Pour comble, il se trouvait que les deux petites fées avaient deviné le silencieux combat dont sa conscience était le théâtre! Elles souriaient au lieu de trembler. Les rôles étaient si complétement intervertis, que lui, l'autocrate, le tyran, était à la torture, tandis que les victimes contemplaient paisiblement sa peine...
Mon Dieu! elles n'abusaient point de leur victoire, et il y avait dans leurs regards, pleins de clémence, un sincère désir d'accorder la paix au plus vite.
—Les filles d'un gentilhomme..., reprit Diane qui étouffa un soupir; c'est vrai, nous l'étions... mais, à présent, nos actions ne regardent plus que notre conscience...
—Votre père est mort?... demanda Montalt du bout des lèvres.

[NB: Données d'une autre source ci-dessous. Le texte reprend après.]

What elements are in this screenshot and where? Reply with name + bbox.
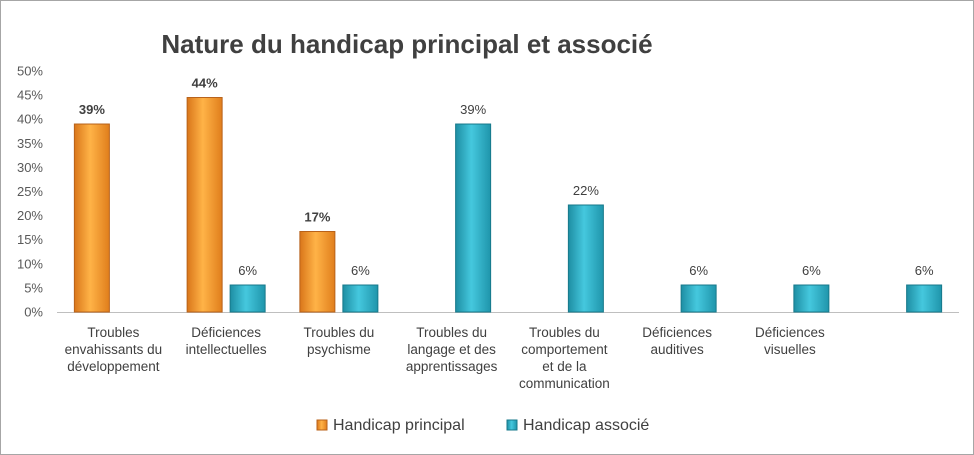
y-tick-label: 50%	[17, 64, 43, 79]
x-category-label: Troubles envahissants du développement	[65, 325, 163, 374]
bars-layer	[73, 97, 943, 313]
data-label: 39%	[460, 102, 486, 117]
bar-handicap-associe	[906, 284, 943, 313]
bar-handicap-principal	[299, 231, 336, 313]
y-tick-label: 40%	[17, 112, 43, 127]
data-label: 6%	[351, 263, 370, 278]
y-tick-label: 30%	[17, 160, 43, 175]
data-label: 6%	[689, 263, 708, 278]
bar-handicap-associe	[680, 284, 717, 313]
y-tick-label: 25%	[17, 184, 43, 199]
legend-swatch	[506, 419, 518, 431]
legend-label: Handicap principal	[333, 417, 465, 434]
bar-handicap-associe	[567, 204, 604, 313]
data-label: 44%	[192, 76, 218, 91]
x-category-label: Troubles du langage et des apprentissages	[406, 325, 498, 374]
legend-swatch	[316, 419, 328, 431]
y-tick-label: 45%	[17, 88, 43, 103]
y-tick-label: 35%	[17, 136, 43, 151]
data-label: 6%	[238, 263, 257, 278]
y-tick-label: 5%	[24, 280, 43, 295]
axis-layer: 0% 5% 10% 15% 20% 25% 30% 35% 40% 45% 50% Troubles e…	[17, 64, 959, 391]
data-label: 6%	[802, 263, 821, 278]
x-category-label: Troubles du comportement et de la communica…	[519, 325, 610, 391]
y-tick-label: 10%	[17, 256, 43, 271]
bar-handicap-principal	[73, 123, 110, 313]
data-label: 17%	[304, 210, 330, 225]
x-category-label: Déficiences intellectuelles	[186, 325, 267, 357]
data-label: 22%	[573, 183, 599, 198]
bar-handicap-associe	[455, 123, 492, 313]
data-label: 6%	[915, 263, 934, 278]
x-category-label: Troubles du psychisme	[303, 325, 374, 357]
chart-title: Nature du handicap principal et associé	[161, 29, 652, 59]
y-tick-label: 20%	[17, 208, 43, 223]
legend-label: Handicap associé	[523, 417, 649, 434]
bar-handicap-associe	[342, 284, 379, 313]
x-category-label: Déficiences auditives	[642, 325, 712, 357]
bar-handicap-associe	[229, 284, 266, 313]
bar-handicap-principal	[186, 97, 223, 313]
y-tick-label: 0%	[24, 305, 43, 320]
legend: Handicap principal Handicap associé	[316, 417, 649, 434]
x-category-label: Déficiences visuelles	[755, 325, 825, 357]
y-tick-label: 15%	[17, 232, 43, 247]
data-label: 39%	[79, 102, 105, 117]
bar-handicap-associe	[793, 284, 830, 313]
labels-layer: 39% 44% 17% 6% 6% 39% 22% 6% 6% 6%	[79, 76, 934, 278]
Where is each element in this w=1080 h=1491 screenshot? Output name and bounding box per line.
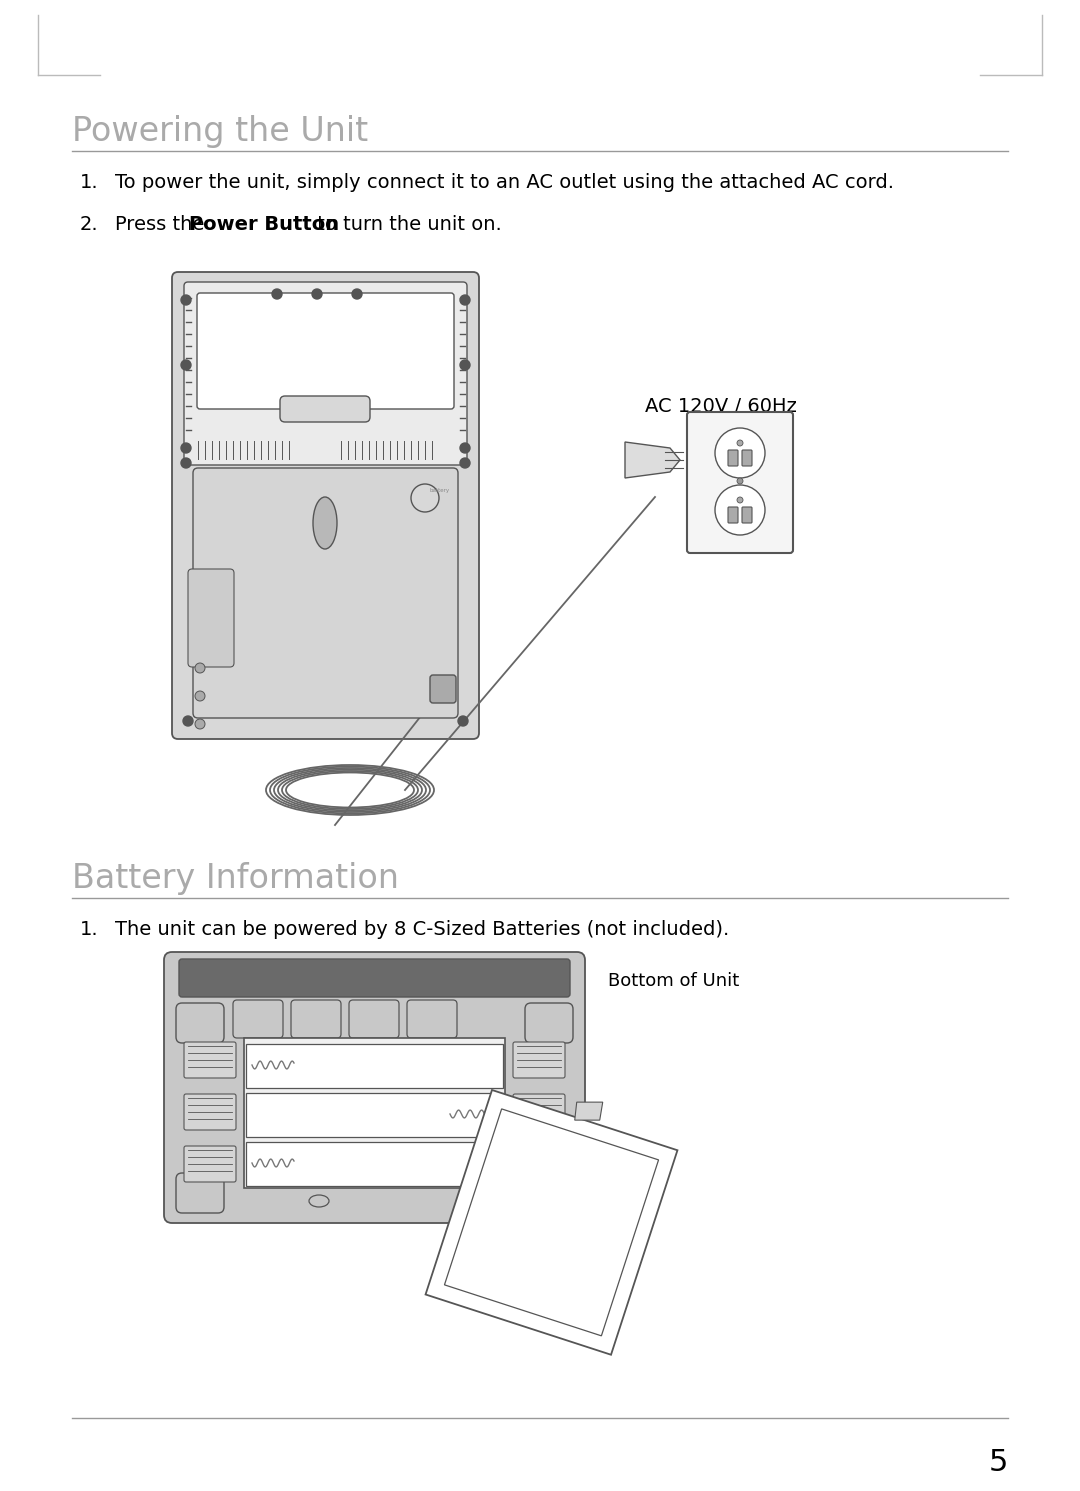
Circle shape <box>272 289 282 300</box>
Text: Battery Information: Battery Information <box>72 862 399 895</box>
FancyBboxPatch shape <box>193 468 458 719</box>
Circle shape <box>460 443 470 453</box>
Text: 2.: 2. <box>80 215 98 234</box>
Text: battery: battery <box>430 488 450 494</box>
Text: 1.: 1. <box>80 920 98 939</box>
Bar <box>246 1093 503 1138</box>
Text: Press the: Press the <box>114 215 211 234</box>
Text: AC 120V / 60Hz: AC 120V / 60Hz <box>645 397 797 416</box>
Circle shape <box>181 443 191 453</box>
Circle shape <box>181 458 191 468</box>
FancyBboxPatch shape <box>164 951 585 1223</box>
FancyBboxPatch shape <box>184 1042 237 1078</box>
Text: to turn the unit on.: to turn the unit on. <box>311 215 502 234</box>
FancyBboxPatch shape <box>184 1147 237 1182</box>
Circle shape <box>181 295 191 306</box>
FancyBboxPatch shape <box>233 1000 283 1038</box>
Ellipse shape <box>309 1194 329 1208</box>
Circle shape <box>737 440 743 446</box>
Circle shape <box>460 295 470 306</box>
FancyBboxPatch shape <box>728 507 738 523</box>
Circle shape <box>195 663 205 672</box>
Polygon shape <box>426 1090 677 1355</box>
Circle shape <box>195 719 205 729</box>
Circle shape <box>183 716 193 726</box>
FancyBboxPatch shape <box>513 1094 565 1130</box>
Circle shape <box>460 359 470 370</box>
Circle shape <box>312 289 322 300</box>
FancyBboxPatch shape <box>430 675 456 702</box>
Circle shape <box>460 458 470 468</box>
Ellipse shape <box>313 497 337 549</box>
Polygon shape <box>445 1109 659 1336</box>
FancyBboxPatch shape <box>525 1003 573 1044</box>
Circle shape <box>195 690 205 701</box>
Circle shape <box>737 497 743 502</box>
FancyBboxPatch shape <box>184 282 467 465</box>
FancyBboxPatch shape <box>349 1000 399 1038</box>
Circle shape <box>715 428 765 479</box>
FancyBboxPatch shape <box>184 1094 237 1130</box>
Circle shape <box>715 485 765 535</box>
Text: Power Button: Power Button <box>189 215 339 234</box>
Text: The unit can be powered by 8 C-Sized Batteries (not included).: The unit can be powered by 8 C-Sized Bat… <box>114 920 729 939</box>
FancyBboxPatch shape <box>728 450 738 467</box>
Polygon shape <box>625 441 680 479</box>
Polygon shape <box>575 1102 603 1120</box>
FancyBboxPatch shape <box>513 1042 565 1078</box>
Circle shape <box>352 289 362 300</box>
Bar <box>244 1038 505 1188</box>
FancyBboxPatch shape <box>407 1000 457 1038</box>
Circle shape <box>181 359 191 370</box>
FancyBboxPatch shape <box>188 570 234 666</box>
Text: 5: 5 <box>988 1448 1008 1478</box>
FancyBboxPatch shape <box>525 1173 573 1214</box>
FancyBboxPatch shape <box>687 412 793 553</box>
Text: 1.: 1. <box>80 173 98 192</box>
FancyBboxPatch shape <box>172 271 480 740</box>
Text: Powering the Unit: Powering the Unit <box>72 115 368 148</box>
Text: Bottom of Unit: Bottom of Unit <box>608 972 739 990</box>
Circle shape <box>458 716 468 726</box>
FancyBboxPatch shape <box>179 959 570 997</box>
FancyBboxPatch shape <box>742 450 752 467</box>
FancyBboxPatch shape <box>197 294 454 409</box>
Circle shape <box>411 485 438 511</box>
Text: To power the unit, simply connect it to an AC outlet using the attached AC cord.: To power the unit, simply connect it to … <box>114 173 894 192</box>
FancyBboxPatch shape <box>176 1003 224 1044</box>
FancyBboxPatch shape <box>291 1000 341 1038</box>
Bar <box>246 1142 503 1185</box>
Bar <box>246 1044 503 1088</box>
FancyBboxPatch shape <box>176 1173 224 1214</box>
FancyBboxPatch shape <box>280 397 370 422</box>
FancyBboxPatch shape <box>742 507 752 523</box>
Circle shape <box>737 479 743 485</box>
FancyBboxPatch shape <box>513 1147 565 1182</box>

—Non, grâce à Dieu!... s'écrièrent ensemble les deux jeunes filles.
Puis Diane ajouta en secouant la tête:
—C'est nous qui sommes mortes.
Le nabab interrompit sa promenade pour les regarder d'un air sévère.
—Je ne raille pas..., reprit Diane avec mélancolie; nous sommes bien mortes pour tous ceux que nous aimions... Nous avions entrepris une tâche qui dépassait les forces de deux pauvres jeunes filles... Il y avait contre nous des hommes sans cœur ni pitié... Une nuit, on nous fit tomber dans un piége, préparé lâchement... et un assassin subalterne fut chargé de nous tuer...
Montalt s'était rapproché jusqu'au milieu de la chambre.